OpenAI Joins Hearst to Highlight Content from 20 Magazines, 40 Newspapers
Image credits: Theintercept

OpenAI Joins Hearst to Highlight Content from 20 Magazines, 40 Newspapers

OpenAI partners with Hearst to showcase content from more than 20 magazines and 40 newspapers, including Esquire and the San Francisco Chronicle.

Hearst owns the Houston Chronicle, the San Francisco Chronicle, Esquire, Cosmopolitan, Elle, and other magazines. OpenAI and Hearst have announced a partnership. OpenAI said on Tuesday that its products, like ChatGPT and SearchGPT, will be able to show content from more than 20 magazine brands and more than 40 newspapers as a result of the partnership.

There was a statement from Hearst Magazines President Debi Chirichella that said, “Our partnership with OpenAI will help us shape the future of magazine content.” The media company said in the announcement that as part of the deal, Hearst content in ChatGPT will have proper citations and links to the original Hearst sources. Heart’s newspaper and non-magazine businesses will not be part of the partnership.

The deal is the latest in a recent trend of media companies teaming up with AI startups to make content. In August, OpenAI announced a similar partnership with Condé Nast. Condé Nast owns Vogue, The New Yorker, GQ, Vanity Fair, and Wired.

After being accused of plagiarism for more than a month, Perplexity AI launched a revenue-sharing model for publishers in July. Some of the first companies to join Perplexity AI’s “Publishers Program” were Fortune, Time, Entrepreneur, The Texas Tribune, Der Spiegel, and WordPress.com.

OpenAI and Time made a “multi-year content deal” public in June. This deal will give OpenAI access to both new and old articles from Time’s more than 100-year history.

The magazine says that OpenAI will be able to use Time’s content “to enhance its products” or, more likely, to train its AI models.
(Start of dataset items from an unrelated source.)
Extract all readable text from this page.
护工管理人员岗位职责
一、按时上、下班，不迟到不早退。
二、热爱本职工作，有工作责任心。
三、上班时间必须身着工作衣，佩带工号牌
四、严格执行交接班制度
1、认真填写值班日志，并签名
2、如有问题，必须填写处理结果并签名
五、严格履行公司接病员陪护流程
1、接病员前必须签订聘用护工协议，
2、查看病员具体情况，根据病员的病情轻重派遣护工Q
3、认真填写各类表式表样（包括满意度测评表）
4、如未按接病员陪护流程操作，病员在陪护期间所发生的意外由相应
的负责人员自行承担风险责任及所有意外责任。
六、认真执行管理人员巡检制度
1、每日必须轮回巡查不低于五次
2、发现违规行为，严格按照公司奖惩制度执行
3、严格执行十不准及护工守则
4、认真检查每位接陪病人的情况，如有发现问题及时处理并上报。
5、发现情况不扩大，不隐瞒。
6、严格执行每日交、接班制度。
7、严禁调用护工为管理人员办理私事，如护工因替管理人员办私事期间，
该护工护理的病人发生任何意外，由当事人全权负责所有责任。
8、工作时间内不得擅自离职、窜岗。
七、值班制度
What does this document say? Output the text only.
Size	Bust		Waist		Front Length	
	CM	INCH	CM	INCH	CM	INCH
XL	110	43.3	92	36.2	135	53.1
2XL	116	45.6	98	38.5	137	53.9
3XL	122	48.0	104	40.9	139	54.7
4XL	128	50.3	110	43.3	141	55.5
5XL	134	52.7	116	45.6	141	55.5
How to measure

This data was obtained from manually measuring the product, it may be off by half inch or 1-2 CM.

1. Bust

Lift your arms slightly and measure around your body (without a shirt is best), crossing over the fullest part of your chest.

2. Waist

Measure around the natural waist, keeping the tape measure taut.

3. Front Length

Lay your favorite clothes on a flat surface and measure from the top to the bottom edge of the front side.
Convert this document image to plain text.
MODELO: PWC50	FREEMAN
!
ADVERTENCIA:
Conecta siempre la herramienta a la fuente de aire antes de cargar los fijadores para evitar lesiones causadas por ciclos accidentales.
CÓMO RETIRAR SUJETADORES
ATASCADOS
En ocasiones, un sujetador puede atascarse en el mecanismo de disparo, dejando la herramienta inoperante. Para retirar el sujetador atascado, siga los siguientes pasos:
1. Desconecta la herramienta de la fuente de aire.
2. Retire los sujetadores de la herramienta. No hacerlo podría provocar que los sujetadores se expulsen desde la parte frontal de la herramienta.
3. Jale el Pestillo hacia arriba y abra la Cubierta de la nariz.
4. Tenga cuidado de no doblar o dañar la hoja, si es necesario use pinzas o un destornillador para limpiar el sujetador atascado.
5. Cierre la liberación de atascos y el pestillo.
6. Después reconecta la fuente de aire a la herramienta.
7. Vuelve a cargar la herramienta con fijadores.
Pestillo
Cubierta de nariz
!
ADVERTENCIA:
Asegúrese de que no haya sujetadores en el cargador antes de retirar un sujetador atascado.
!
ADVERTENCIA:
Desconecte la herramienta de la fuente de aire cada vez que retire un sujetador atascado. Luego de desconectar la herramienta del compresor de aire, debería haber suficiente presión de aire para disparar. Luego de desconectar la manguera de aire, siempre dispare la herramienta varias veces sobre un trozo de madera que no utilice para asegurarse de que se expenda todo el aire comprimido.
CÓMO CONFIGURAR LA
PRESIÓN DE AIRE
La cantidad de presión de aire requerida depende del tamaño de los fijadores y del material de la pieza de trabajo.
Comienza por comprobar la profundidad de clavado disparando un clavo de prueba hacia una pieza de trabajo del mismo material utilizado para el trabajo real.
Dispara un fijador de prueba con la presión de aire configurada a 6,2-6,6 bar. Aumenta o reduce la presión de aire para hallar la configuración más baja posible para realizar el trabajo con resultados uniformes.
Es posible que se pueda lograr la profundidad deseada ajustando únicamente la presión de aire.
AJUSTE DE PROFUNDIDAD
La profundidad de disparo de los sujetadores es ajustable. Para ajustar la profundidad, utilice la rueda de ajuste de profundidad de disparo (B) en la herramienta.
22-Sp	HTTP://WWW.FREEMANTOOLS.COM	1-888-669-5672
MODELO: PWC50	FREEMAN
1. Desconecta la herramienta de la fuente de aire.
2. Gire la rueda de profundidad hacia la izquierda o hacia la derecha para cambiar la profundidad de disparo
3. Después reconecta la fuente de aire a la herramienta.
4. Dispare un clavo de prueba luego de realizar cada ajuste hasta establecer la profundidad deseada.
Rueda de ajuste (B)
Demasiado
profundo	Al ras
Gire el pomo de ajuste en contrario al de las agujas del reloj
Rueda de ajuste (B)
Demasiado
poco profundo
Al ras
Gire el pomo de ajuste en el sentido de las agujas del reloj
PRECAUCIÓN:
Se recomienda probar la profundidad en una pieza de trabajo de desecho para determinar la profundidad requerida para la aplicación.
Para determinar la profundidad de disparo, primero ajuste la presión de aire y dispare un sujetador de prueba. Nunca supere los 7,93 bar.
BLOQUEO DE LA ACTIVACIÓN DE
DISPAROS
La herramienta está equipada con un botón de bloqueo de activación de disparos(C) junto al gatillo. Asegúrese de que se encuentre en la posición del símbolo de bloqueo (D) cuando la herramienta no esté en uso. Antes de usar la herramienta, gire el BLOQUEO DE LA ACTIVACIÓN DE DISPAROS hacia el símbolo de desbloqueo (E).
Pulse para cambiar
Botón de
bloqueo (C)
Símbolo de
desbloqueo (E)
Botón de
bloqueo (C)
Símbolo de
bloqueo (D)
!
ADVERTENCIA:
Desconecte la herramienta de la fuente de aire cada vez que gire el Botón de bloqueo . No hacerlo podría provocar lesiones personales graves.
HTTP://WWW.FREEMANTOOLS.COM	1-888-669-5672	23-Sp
It will be able to show Time’s content in its ChatGPT chatbot in response to user questions.

OpenAI and News Corp. announced a partnership in May. Through this partnership, OpenAI can read both new and old articles from The Wall Street Journal, MarketWatch, Barron’s, the New York Post, and other magazines.

Reddit also made a deal with OpenAI in May so that the company that makes ChatGPT could use Reddit’s content to train its AI models.

Media Outlets Take Legal Action Against AI Firms

Other news outlets and media outlets are working hard to protect their businesses as AI-generated content becomes increasingly common.

The Centre for Investigative Reporting, which is the oldest nonprofit newsroom in the country, sued OpenAI and its main backer, Microsoft, in federal court in June for copyright violations.

Before this lawsuit, similar suits were filed by the New York Times, the Chicago Tribune, and the New York Daily News.

In December, the New York Times sued Microsoft and OpenAI, saying that their use of its journalistic content in ChatGPT training data violated its intellectual property rights. Filed in the U.S.

District Court for the Southern District of New York, the newspaper said it wants Microsoft and OpenAI to pay “billions of dollars in statutory and actual damages” for “unlawful copying and use of the Times’s uniquely valuable works.” OpenAI didn’t agree with how the publication described what happened.